The other funny difference is the opening door sequence. Both demos had wrong lighting in that sequence, in the first showing, that part was really dark, and kept so even after the door opened, wich should have brightened up the inside environment. On ps4, that whole section is lit by the outside, but even when the door is closed! That is the kind of out of place lighting that always jumps at me on evey Gears of War game, but it's somewhat uderstandable with UE3's very stactic lighting model. With UE4's big push for dynamic lighting and no baking, this is somewhat odd. The ps4 version suffers the most as this artifacts causes the door to have all sorts of out of place specular reflections on the borders of its geometric details, the kind of thing I can't believe most artists didn't notice, and I don't understand why they would neglect that, but they did. The ss specular occlusion proposed by Tri-Ace would be perfect for that particular scene, but the engine does not support that apparently.
Lava scene still displays the whole body of lava casting light into the scene. Evidence of Voxel Lighting? Maybe, but they could have found another way to do that... At around 1:10 there was very strong parallax on the streaming lava on the first showing, but this is either missing or much more suttle on ps4.

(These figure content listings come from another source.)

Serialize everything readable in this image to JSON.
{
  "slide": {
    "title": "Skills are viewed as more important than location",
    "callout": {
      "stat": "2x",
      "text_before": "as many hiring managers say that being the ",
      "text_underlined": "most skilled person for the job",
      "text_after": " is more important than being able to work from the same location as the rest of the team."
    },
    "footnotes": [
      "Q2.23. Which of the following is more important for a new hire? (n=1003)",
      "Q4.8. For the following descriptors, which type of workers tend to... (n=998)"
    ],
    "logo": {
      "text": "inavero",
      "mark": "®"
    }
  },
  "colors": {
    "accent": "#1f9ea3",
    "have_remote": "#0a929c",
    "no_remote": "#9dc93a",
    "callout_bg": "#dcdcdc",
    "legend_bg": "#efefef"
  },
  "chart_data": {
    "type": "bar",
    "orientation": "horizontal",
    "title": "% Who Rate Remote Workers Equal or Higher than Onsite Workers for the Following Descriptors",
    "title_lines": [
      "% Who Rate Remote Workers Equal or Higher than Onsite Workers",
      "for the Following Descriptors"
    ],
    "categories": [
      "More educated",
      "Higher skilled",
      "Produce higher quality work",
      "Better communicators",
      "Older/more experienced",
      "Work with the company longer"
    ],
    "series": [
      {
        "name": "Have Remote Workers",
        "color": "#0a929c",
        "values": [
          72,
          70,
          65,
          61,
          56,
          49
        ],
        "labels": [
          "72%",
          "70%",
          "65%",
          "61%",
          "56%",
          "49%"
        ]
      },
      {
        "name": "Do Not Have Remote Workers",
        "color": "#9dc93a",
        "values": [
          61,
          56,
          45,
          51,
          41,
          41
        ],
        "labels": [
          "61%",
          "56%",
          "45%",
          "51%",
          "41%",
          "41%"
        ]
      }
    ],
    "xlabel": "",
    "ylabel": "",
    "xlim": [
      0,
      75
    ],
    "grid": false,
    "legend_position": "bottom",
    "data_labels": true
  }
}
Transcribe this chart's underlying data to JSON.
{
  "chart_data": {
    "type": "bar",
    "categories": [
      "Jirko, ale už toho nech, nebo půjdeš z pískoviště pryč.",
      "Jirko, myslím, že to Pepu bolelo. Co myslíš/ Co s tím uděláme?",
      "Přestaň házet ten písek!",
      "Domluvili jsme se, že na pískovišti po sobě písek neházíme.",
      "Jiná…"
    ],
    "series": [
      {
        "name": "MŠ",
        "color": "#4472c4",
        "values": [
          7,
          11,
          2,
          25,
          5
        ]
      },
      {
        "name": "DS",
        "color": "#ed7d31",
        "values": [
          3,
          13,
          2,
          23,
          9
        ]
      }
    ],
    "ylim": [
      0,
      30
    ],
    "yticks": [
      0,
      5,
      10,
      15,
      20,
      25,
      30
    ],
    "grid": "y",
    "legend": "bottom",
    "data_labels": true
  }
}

The latter shot is the one where the omission of cloud shadows is the most obvious, the most clear and non-subjective compromise of the ps4 conversion. You can't just say this was an artistic choice, the clouds are not dimmer, they are completely absent.
This last lava close up has vey different lighting on both versions too: the ps4 seems to have a rather obvious point light atatched to the tip of the lava stream (watch its specular highlight) which disapears after the lava goes under the pillar (did it go inside with the lava? haha) That was handled completely differently on the first demo.
The outside mountains are completely different too. Aside from the the whole cracks openingn and ice monster awakening thing that simply didn't exist last year, they have other rock formations and somewhat cartoony looking pine trees now.
Overall I'd say this latter demonstration looks less organic and "CGey" than the before. The general look of lighting is sharper and less smooth now, which creates better contrast, but seems more artificial. This is the kind of demo I use to hate. As it shows a good end result, but what I wanna do is be able to point at very speciffic things and say "this is tessellation" "this is sprite based depth of field" "this shadows use variance shadow mapping rather than pcf filtering" and so on, but it is clearly designed to not do that. The focus is on the overall look and feel of stuff. But on something this "directed" the general look and feel is meaningless, and not very representative of what real gameplay could produce.